Akhmed Zakayev, who lives in Britain, was apprehended “without any trouble” on an international warrant issued by Russia and was turned over to prosecutors, national police spokesman Mariusz Sokolowski said.
Russia accuses the 51-year-old activist of kidnapping and murder during a separatist war in Chechnya in the 1990s. Mr. Zakayev and his supporters have said the allegations are trumped up, and that he represents the political faction of Chechnya’s separatist movement and has no connection to the military wing spearheading the region’s insurgency.

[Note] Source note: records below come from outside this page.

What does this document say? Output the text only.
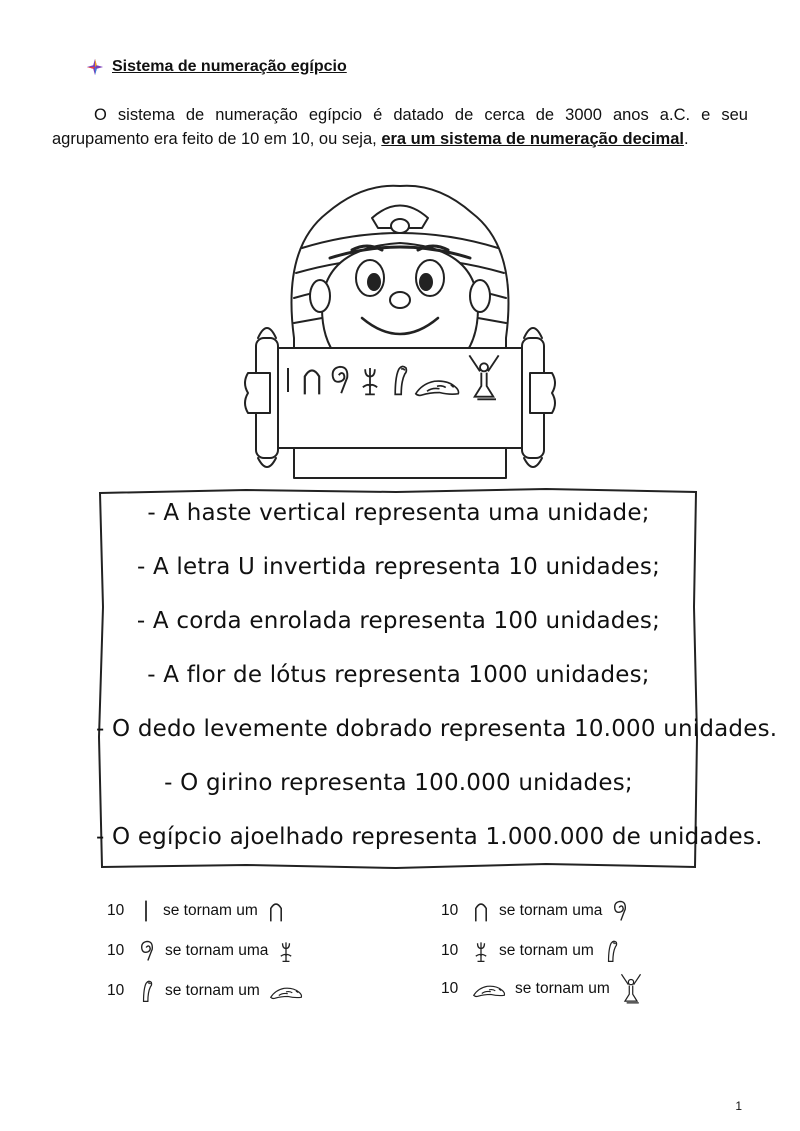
Sistema de numeração egípcio

O sistema de numeração egípcio é datado de cerca de 3000 anos a.C. e seu agrupamento era feito de 10 em 10, ou seja, era um sistema de numeração decimal.

- A haste vertical representa uma unidade;
- A letra U invertida representa 10 unidades;
- A corda enrolada representa 100 unidades;
- A flor de lótus representa 1000 unidades;
- O dedo levemente dobrado representa 10.000 unidades.
- O girino representa 100.000 unidades;
- O egípcio ajoelhado representa 1.000.000 de unidades.
10	se tornam um
10	se tornam uma
10	se tornam um
10	se tornam uma
10	se tornam um
10	se tornam um
1
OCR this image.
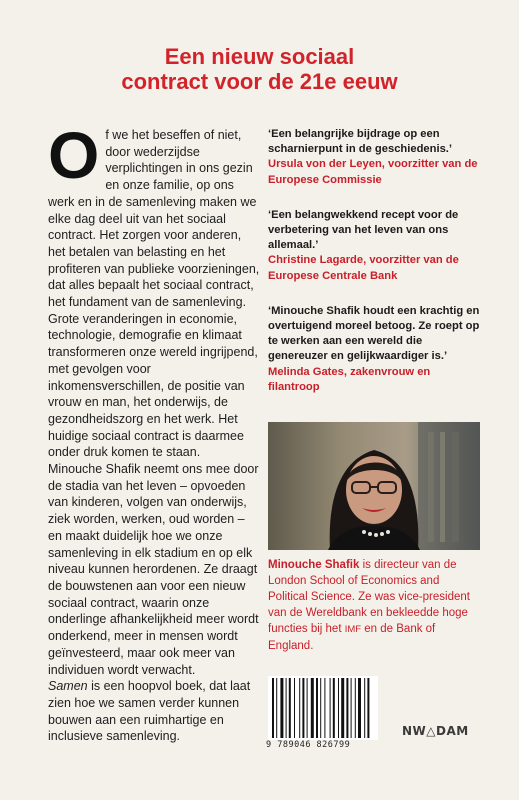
Een nieuw sociaal
contract voor de 21e eeuw
O f we het beseffen of niet, door wederzijdse verplichtingen in ons gezin en onze familie, op ons werk en in de samenleving maken we elke dag deel uit van het sociaal contract. Het zorgen voor anderen, het betalen van belasting en het profiteren van publieke voorzieningen, dat alles bepaalt het sociaal contract, het fundament van de samenleving. Grote veranderingen in economie, technologie, demografie en klimaat transformeren onze wereld ingrijpend, met gevolgen voor inkomensverschillen, de positie van vrouw en man, het onderwijs, de gezondheidszorg en het werk. Het huidige sociaal contract is daarmee onder druk komen te staan.

Minouche Shafik neemt ons mee door de stadia van het leven – opvoeden van kinderen, volgen van onderwijs, ziek worden, werken, oud worden – en maakt duidelijk hoe we onze samenleving in elk stadium en op elk niveau kunnen herordenen. Ze draagt de bouwstenen aan voor een nieuw sociaal contract, waarin onze onderlinge afhankelijkheid meer wordt onderkend, meer in mensen wordt geïnvesteerd, maar ook meer van individuen wordt verwacht.

Samen is een hoopvol boek, dat laat zien hoe we samen verder kunnen bouwen aan een ruimhartige en inclusieve samenleving.

‘Een belangrijke bijdrage op een scharnierpunt in de geschiedenis.’ Ursula von der Leyen, voorzitter van de Europese Commissie
‘Een belangwekkend recept voor de verbetering van het leven van ons allemaal.’
Christine Lagarde, voorzitter van de Europese Centrale Bank
‘Minouche Shafik houdt een krachtig en overtuigend moreel betoog. Ze roept op te werken aan een wereld die genereuzer en gelijkwaardiger is.’
Melinda Gates, zakenvrouw en filantroop
Minouche Shafik is directeur van de London School of Economics and Political Science. Ze was vice-president van de Wereldbank en bekleedde hoge functies bij het IMF en de Bank of England.
9 789046 826799
NW△DAM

Prosecutors were examining the Russian warrant and other documents before questioning Mr. Zakayev and deciding whether to extradite or release him, prosecutors’ spokeswoman Monika Lewandowska said.
Mr. Zakayev — who with his silver beard and impeccable grooming looks more the diplomat than guerrilla fighter — appeared relaxed, in white shirt and suit, as he arrived in a police car at the prosecutor’s office.
“He is approaching it all with a large dose of calm,” said Adam Borowski, a conference organizer who was with Mr. Zakayev at the time of his arrest. He told the Associated Press that Mr. Zakayev had learned he was wanted and was on his way to see prosecutors when he was picked up.
Poland’s Prime Minister Donald Tusk said on national radio that decisions concerning Mr. Zakayev will be taken “in accordance with our understanding of Poland’s interests and with our sense of decency and justice, and we will not be trying to meet anybody’s expectations.”
At Russia’s request, international police agency Interpol had put out a “red notice” on Mr. Zakayev — the equivalent of putting him on its most-wanted list. An Interpol red notice is not a warrant, but shares one country’s warrant with other member countries.
In Moscow, Russian Foreign Ministry spokesman Andrei Nesterenko said only that officials are closely following the situation and are in contact with the Polish authorities.
Marina Gridneva, a spokeswoman for the Russian Prosecutor General’s office, said her office is preparing to send materials on Mr. Zakayev’s case translated into Polish to support the extradition request.
Earlier this week Russian Ambassador to Poland Alexander Alekseev said Russia “has proof” that Mr. Zakayev had been involved in terrorism, and Moscow would expect Poland to arrest him if he came to the country.
In 2002, Russia tried to have Mr. Zakayev extradited from Denmark where he was attending the two-day World Chechen Congress. Danish authorities ruled, however, that Russia failed to provide sufficient evidence for his extradition, and Mr. Zakayev was released.
He then flew to London, where he was picked up on a warrant distributed by Interpol. British authorities eventually decided not to extradite him, instead granting him refugee statue saying that he risked being tortured if he was sent back.